M. Robert Hue attire l'attention de M. le secrétaire d'Etat à la santé sur les conséquences de la mise en application des directives assurancielles européennes pour le mouvement mutualiste français. Depuis plusieurs années, la Commission de Bruxelles demande au Gouvernement français d'inclure les DAE dans le droit français et le code de la mutualité. L'application de ces directives, si elle devait être décidée, serait grave de conséquences pour les mutuelles dont l'action est basée sur la solidarité entre les individus. Aujourd'hui, quel que soit leur âge, leurs antécédents médicaux, leur état de santé, les adhérents paient les mêmes cotisations et ont les mêmes droits et devoirs mutualises. C'est tout le contraire de ce qui se passe dans les compagnies d'assurances, déterminées à faire du profit qui est leur seule raison d'être. Avec les DAE, les mutuelles seraient soumises à la loi du marché et ne pourraient alors plus satisfaire au principe de solidarité tel qu'il est aujourd'hui appliqué.
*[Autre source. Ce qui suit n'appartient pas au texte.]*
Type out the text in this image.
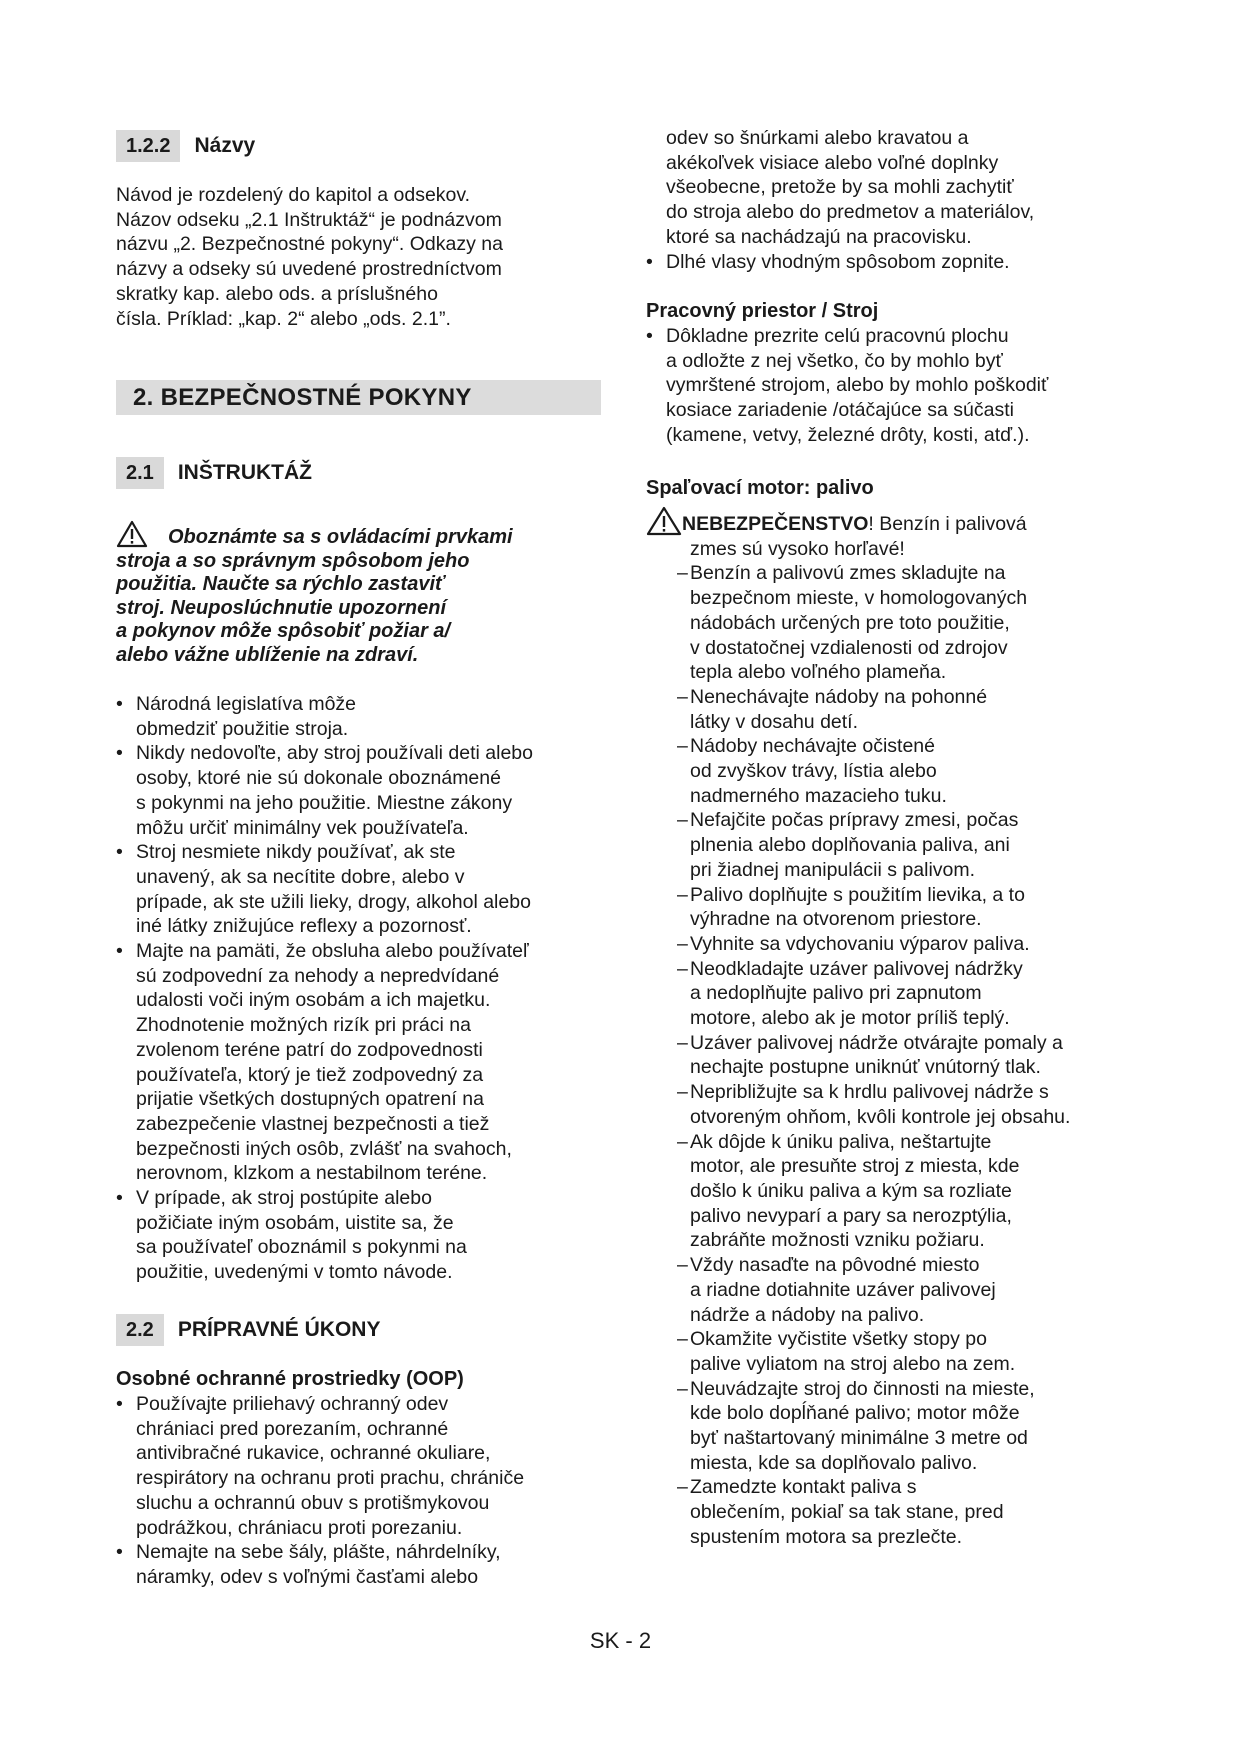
1.2.2	Názvy
Návod je rozdelený do kapitol a odsekov.
Názov odseku „2.1 Inštruktáž“ je podnázvom
názvu „2. Bezpečnostné pokyny“. Odkazy na
názvy a odseky sú uvedené prostredníctvom
skratky kap. alebo ods. a príslušného
čísla. Príklad: „kap. 2“ alebo „ods. 2.1”.
2. BEZPEČNOSTNÉ POKYNY
2.1	INŠTRUKTÁŽ
Oboznámte sa s ovládacími prvkami
stroja a so správnym spôsobom jeho
použitia. Naučte sa rýchlo zastaviť
stroj. Neuposlúchnutie upozornení
a pokynov môže spôsobiť požiar a/
alebo vážne ublíženie na zdraví.
• Národná legislatíva môže
obmedziť použitie stroja.
• Nikdy nedovoľte, aby stroj používali deti alebo
osoby, ktoré nie sú dokonale oboznámené
s pokynmi na jeho použitie. Miestne zákony
môžu určiť minimálny vek používateľa.
• Stroj nesmiete nikdy používať, ak ste
unavený, ak sa necítite dobre, alebo v
prípade, ak ste užili lieky, drogy, alkohol alebo
iné látky znižujúce reflexy a pozornosť.
• Majte na pamäti, že obsluha alebo používateľ
sú zodpovední za nehody a nepredvídané
udalosti voči iným osobám a ich majetku.
Zhodnotenie možných rizík pri práci na
zvolenom teréne patrí do zodpovednosti
používateľa, ktorý je tiež zodpovedný za
prijatie všetkých dostupných opatrení na
zabezpečenie vlastnej bezpečnosti a tiež
bezpečnosti iných osôb, zvlášť na svahoch,
nerovnom, klzkom a nestabilnom teréne.
• V prípade, ak stroj postúpite alebo
požičiate iným osobám, uistite sa, že
sa používateľ oboznámil s pokynmi na
použitie, uvedenými v tomto návode.
2.2	PRÍPRAVNÉ ÚKONY
Osobné ochranné prostriedky (OOP)
• Používajte priliehavý ochranný odev
chrániaci pred porezaním, ochranné
antivibračné rukavice, ochranné okuliare,
respirátory na ochranu proti prachu, chrániče
sluchu a ochrannú obuv s protišmykovou
podrážkou, chrániacu proti porezaniu.
• Nemajte na sebe šály, plášte, náhrdelníky,
náramky, odev s voľnými časťami alebo
odev so šnúrkami alebo kravatou a
akékoľvek visiace alebo voľné doplnky
všeobecne, pretože by sa mohli zachytiť
do stroja alebo do predmetov a materiálov,
ktoré sa nachádzajú na pracovisku.
• Dlhé vlasy vhodným spôsobom zopnite.
Pracovný priestor / Stroj
• Dôkladne prezrite celú pracovnú plochu
a odložte z nej všetko, čo by mohlo byť
vymrštené strojom, alebo by mohlo poškodiť
kosiace zariadenie /otáčajúce sa súčasti
(kamene, vetvy, železné drôty, kosti, atď.).
Spaľovací motor: palivo
NEBEZPEČENSTVO! Benzín i palivová
zmes sú vysoko horľavé!
– Benzín a palivovú zmes skladujte na
bezpečnom mieste, v homologovaných
nádobách určených pre toto použitie,
v dostatočnej vzdialenosti od zdrojov
tepla alebo voľného plameňa.
– Nenechávajte nádoby na pohonné
látky v dosahu detí.
– Nádoby nechávajte očistené
od zvyškov trávy, lístia alebo
nadmerného mazacieho tuku.
– Nefajčite počas prípravy zmesi, počas
plnenia alebo doplňovania paliva, ani
pri žiadnej manipulácii s palivom.
– Palivo doplňujte s použitím lievika, a to
výhradne na otvorenom priestore.
– Vyhnite sa vdychovaniu výparov paliva.
– Neodkladajte uzáver palivovej nádržky
a nedoplňujte palivo pri zapnutom
motore, alebo ak je motor príliš teplý.
– Uzáver palivovej nádrže otvárajte pomaly a
nechajte postupne uniknúť vnútorný tlak.
– Nepribližujte sa k hrdlu palivovej nádrže s
otvoreným ohňom, kvôli kontrole jej obsahu.
– Ak dôjde k úniku paliva, neštartujte
motor, ale presuňte stroj z miesta, kde
došlo k úniku paliva a kým sa rozliate
palivo nevyparí a pary sa nerozptýlia,
zabráňte možnosti vzniku požiaru.
– Vždy nasaďte na pôvodné miesto
a riadne dotiahnite uzáver palivovej
nádrže a nádoby na palivo.
– Okamžite vyčistite všetky stopy po
palive vyliatom na stroj alebo na zem.
– Neuvádzajte stroj do činnosti na mieste,
kde bolo dopĺňané palivo; motor môže
byť naštartovaný minimálne 3 metre od
miesta, kde sa doplňovalo palivo.
– Zamedzte kontakt paliva s
oblečením, pokiaľ sa tak stane, pred
spustením motora sa prezlečte.
SK - 2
Les grands groupements mutualistes, pour répondre au nouveau besoin de rentabilité financière, seraient dans l'obligation de soumettre leurs adhérents à un questionnaire médical et de déterminer leurs cotisations en fonction des individus, de leurs antécédents et du risque couvert ; les petits groupements, ceux de moins de 3 000 adhérents, ne seraient quant à eux pas soumis aux contraintes des DAE et pourraient dès lors continuer à pratiquer une mutualité traditionnelle, mais cette pratique serait vite rendue impossible par l'arrivée massive d'adhérents potentiels surtaxés ou rejetés par les grands organismes de complémentarité. Face à cette remise en cause de leur fonctionnement, les militants mutualistes et leurs dirigeants rappellent que la raison d'être de la protection sociale, la notion de solidarité, est faite pour assurer le bien-être de l'homme. Il lui demande quelles mesures il entend prendre pour assurer la survie du mouvement mutualiste français et de la notion de solidarité qui y est attachée.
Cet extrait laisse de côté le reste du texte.